Ihlamurlardaki serçeler iftar saatine erişmiş niyetli çocuklar gibi coşkulu ötüşüyordu. Cami avlusu ötelere açılan bir bahçe gibi geldi o an. Başka bir iklimin havasını sezmiş olmaktan mesut girdi içeri.
Camiye adım atınca gördü ki uhrevi hava cami içine girmemiş, bahçede kalmayı tercih etmiş. Haksız mıydı ama?
Kıbleye doğru ayak uzatılmazdı. Öğle demişti babası. Böyle gökten düşmüş gibi hayâsızca sırtüstü uzanmak da nerden çıkmıştı? Burası neresiydi? Bunların bir babası yok muydu yoksa? Ellerinde telefonları, parmakları ekranda bir şeyleri habire yukarı doğru kaydırıyordu. Böyle böyle hayatımızdan çıkıyordu insani incelikler, bize has güzel davranışlar.
Namaz için gelenler namaza durmak için uygunsuz yatışların göze çarpmayacağı uygun yer arıyordu. Şaşkın gözlerle kendileri gibi yer araştıranlara, neler oluyor diye soruyorlardı. Olan muştu çoktan.

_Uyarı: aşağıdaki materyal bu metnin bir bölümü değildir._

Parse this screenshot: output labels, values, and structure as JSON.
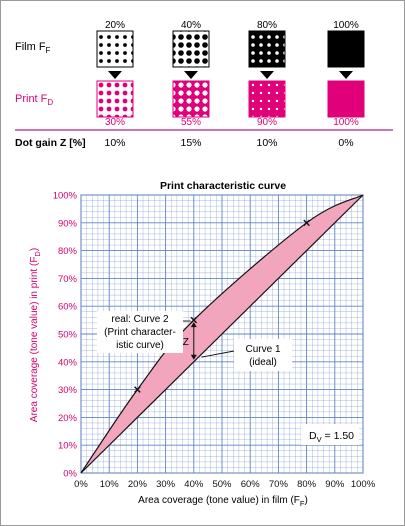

Kimse ağzını açıp birsey söyleyemiyordu. Konuşan haksız duruma düşebilirdi animallah. Camide yatılmaz diye kural mı var? İşte böyle yan gelip sere serpe yatılırdı pekâlâ. Yatılmaz diyen camileri toplum hayatından çıkarmak isteyen art niyetlinin tekidir muhakkak.
Son cemaat yerinde uygun yer bulamayan bir iki kişi içeri geçmek istedi. Cami müezzini olduğu anlaşılan biri “İçere girmeyelim Lütfen!” dedi. Bunu öyle ince latif bir şekilde söyledi ki namaz için yer arayanlar bu sözün kendilerinden çok gökten son cemaat yerine ellerinde telefonlarla düşenlere söylendiğini ayan beyan sezdiler.
Eski çamlar bardak olmuş, diye tasalandı Yüncü Tahsin. Sağ eliyle alnından çorak toprak gibi cızcıbıl kalan başının üstüne doğru terini sildi. Dudaklarını büktü. Duyulur duyulmaz ‘çık çık’ çekti. Ya sabır, dedi. Niyetimiz hayır, akıbetimiz hayrolsun, dedi.
Niyet edip yüzünü Hakk’a döndü. Bu sefer cami kapısının iç kısmına kucağında bir bebekle oturan, yalvarmada kullandığı dile bakılırsa mülteci bir kardeşimiz olduğu anlaşılan genç annenin kesintisiz sesine kısa aralıklarla eşlik eden bebek ağlaması bırakmadı yakasını. Zeten kopamıyor dünyadan. Kör topal namazı. Bu araya karışan yabancı radyo kanalı herşeyin tuzu biberi oldu.
Namazını kılıp kaçarcasına kendini dışarı attı.
Biz ne zaman bu hale geldik, sorusu acıtıyordu içini. Kıbleye ayak uzatmayan, namaz kılanın önünden geçmeyen, Kitabullah bulunan odada yatmak şöyle dursun ayak uzatmaktan hayâ eden nesle ne olmuştu?
Cami ve ibadet adabımıza sirayet eden bu etki kimden, kimlerden kaynaklanıyordu? Olumsuz örneğin örnek olmadığını çocuklarımıza öğretememiştik demek. Türk müslümanlığı tabiri yeni nesle ne ifade ediyordu? Bir koca hiç!
Zamanın sorgusuz sualsiz yelken açtığı sözüm ona özgürlüğe kapılan insanımız nereye gidiyordu? Batıya mı?
Hiç sanmam, diye cevapladı bu soruyu Yüncü Tahsin. Pusulasını yitirmiş bir gemi gibi nereye gittiğini bilmeden sokaklara saldı kendini.
*Güneysu Dergisi’nin 123. sayısında yayımlanmıştır.